It’s mid-August, but here in the greater Atlanta area the past couple of days have felt more like late October, with crisp, clear mornings and a much more moderate temperature than usual.
This is good.
I love the transition from summer to autumn, and if by some miracle it takes place a bit early, you will not hear me complaining.
And yet, I love summer. One of the little pleasures of Sweaty Season is the availability of delicious sweet Bing and Rainier cherries at reasonable prices, and so there will be, more often than not, a bag or two of those little beauties residing in our fridge this time of year.
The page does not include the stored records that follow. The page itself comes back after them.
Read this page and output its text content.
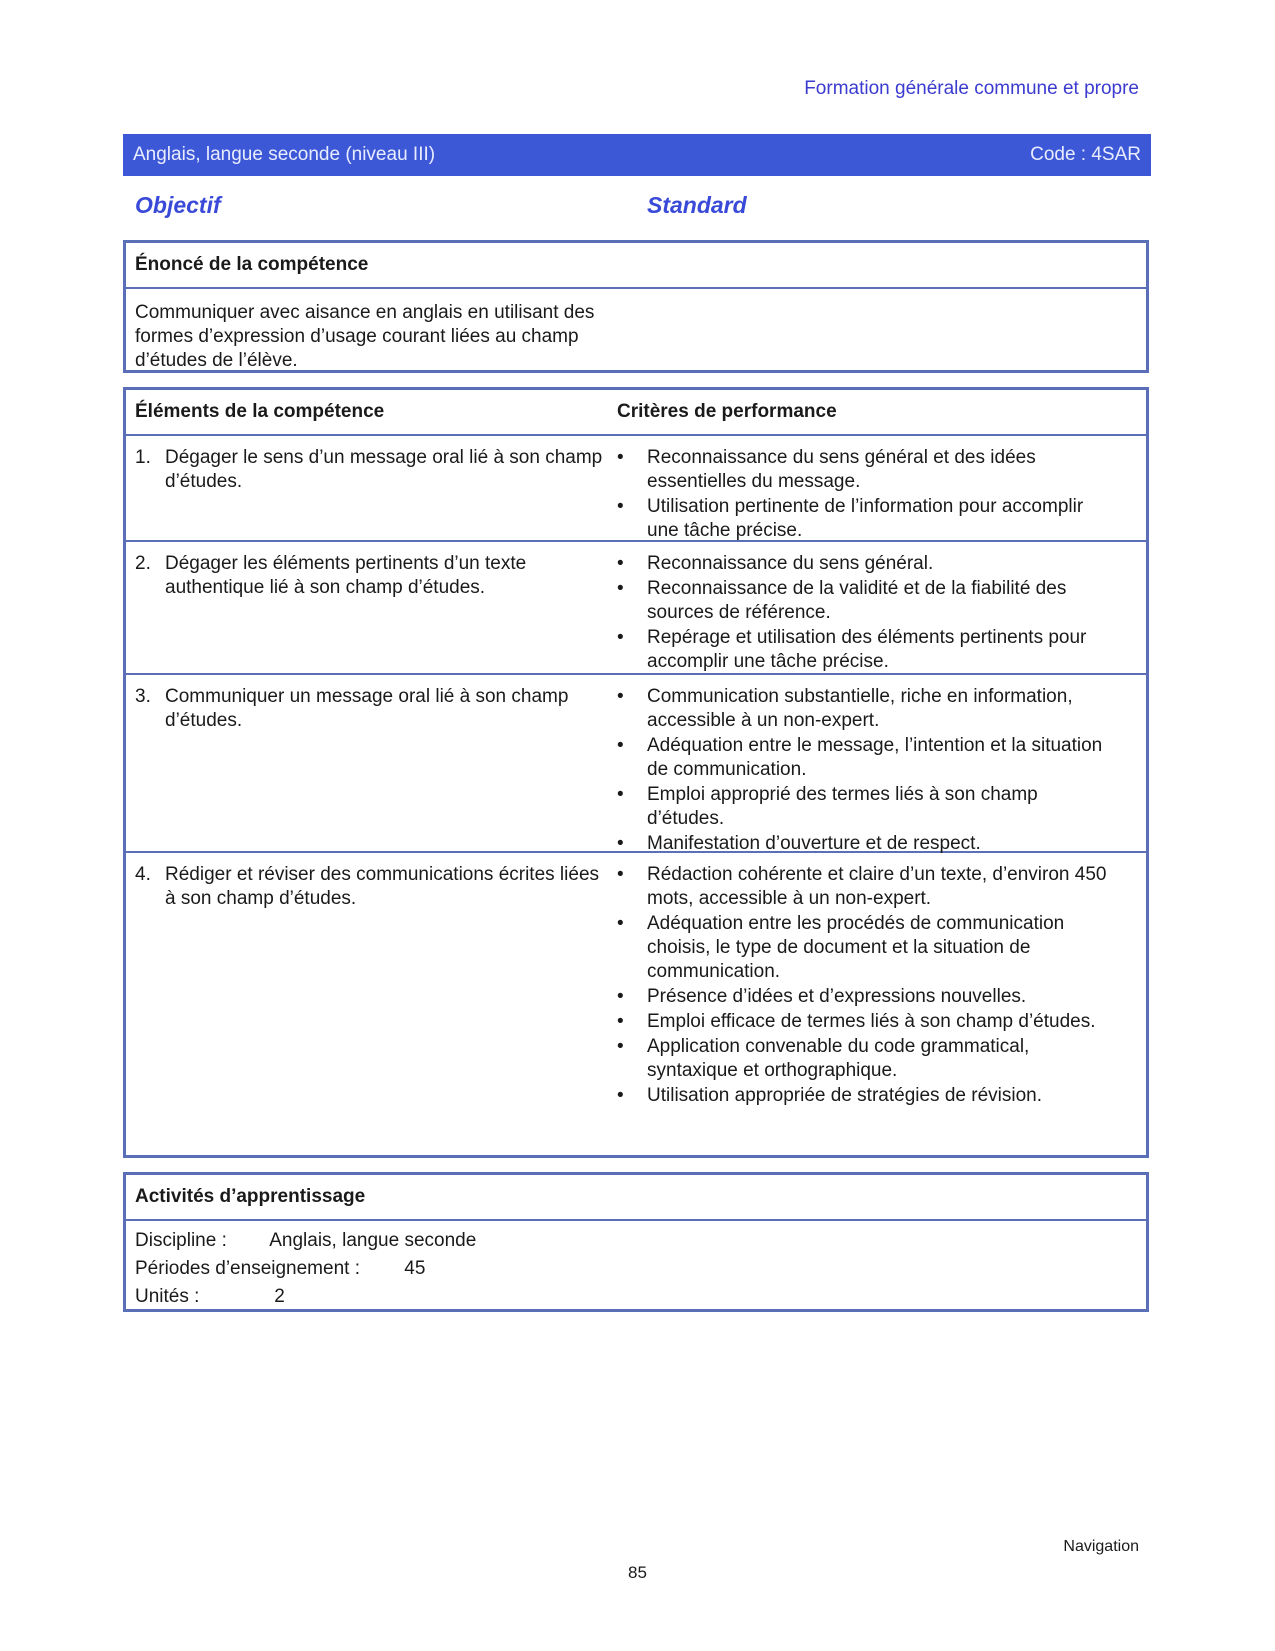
Formation générale commune et propre
Anglais, langue seconde (niveau III)	Code : 4SAR
Objectif	Standard
Énoncé de la compétence
Communiquer avec aisance en anglais en utilisant des formes d’expression d’usage courant liées au champ d’études de l’élève.
Éléments de la compétence	Critères de performance
1. Dégager le sens d’un message oral lié à son champ d’études.
• Reconnaissance du sens général et des idées essentielles du message.
• Utilisation pertinente de l’information pour accomplir une tâche précise.
2. Dégager les éléments pertinents d’un texte authentique lié à son champ d’études.
• Reconnaissance du sens général.
• Reconnaissance de la validité et de la fiabilité des sources de référence.
• Repérage et utilisation des éléments pertinents pour accomplir une tâche précise.
3. Communiquer un message oral lié à son champ d’études.
• Communication substantielle, riche en information, accessible à un non-expert.
• Adéquation entre le message, l’intention et la situation de communication.
• Emploi approprié des termes liés à son champ d’études.
• Manifestation d’ouverture et de respect.
4. Rédiger et réviser des communications écrites liées à son champ d’études.
• Rédaction cohérente et claire d’un texte, d’environ 450 mots, accessible à un non-expert.
• Adéquation entre les procédés de communication choisis, le type de document et la situation de communication.
• Présence d’idées et d’expressions nouvelles.
• Emploi efficace de termes liés à son champ d’études.
• Application convenable du code grammatical, syntaxique et orthographique.
• Utilisation appropriée de stratégies de révision.
Activités d’apprentissage
Discipline : Anglais, langue seconde
Périodes d’enseignement : 45
Unités :	2
Navigation
85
I’m not sure why I was inspired to actually do something with our latest pile of cherry inventory besides eat them out of hand, but I got it in my head to use them for cooking up something sweet... and so I did.
There’s a classic French dessert called clafoutis (AKA clafouti, pronounced “clafootie” to rhyme with “tutti frutti”), a sort of rusticated cherry tart that is a bastard child of a Dutch baby pancake and a fruit cobbler. It’s been around long enough to have shown up in Julia Child’s Mastering the Art of French Cooking, and to have surfaced in numerous places online. The recipe is pretty straightforward, the hardest part being pitting all of those damned cherries.
I tweaked the formula a bit by macerating the cherries in kirschwasser for a couple of hours... and instead of a tablespoon of vanilla, I cut that amount in half and added a teaspoon of almond extract, a flavor that is a natural complement to that of cherries. About an hour in a 350°F oven and... BOOM.
A rooty tooty, fresh and fruity clafoutis.
Was it good? Yes, it was, damn it.
Before we know it, summer really will be winding down. In the meantime, we may as well enjoy the wonderful flavors the season has to offer. Clafoutis! Have one today.
Update: The estimable Big Hominid calls another clafoutis treat to our attention: Jasmine Cuisine’s Clafoutis Choco-Cerise from Québec. ’Cause, you know, chocolate and cherries.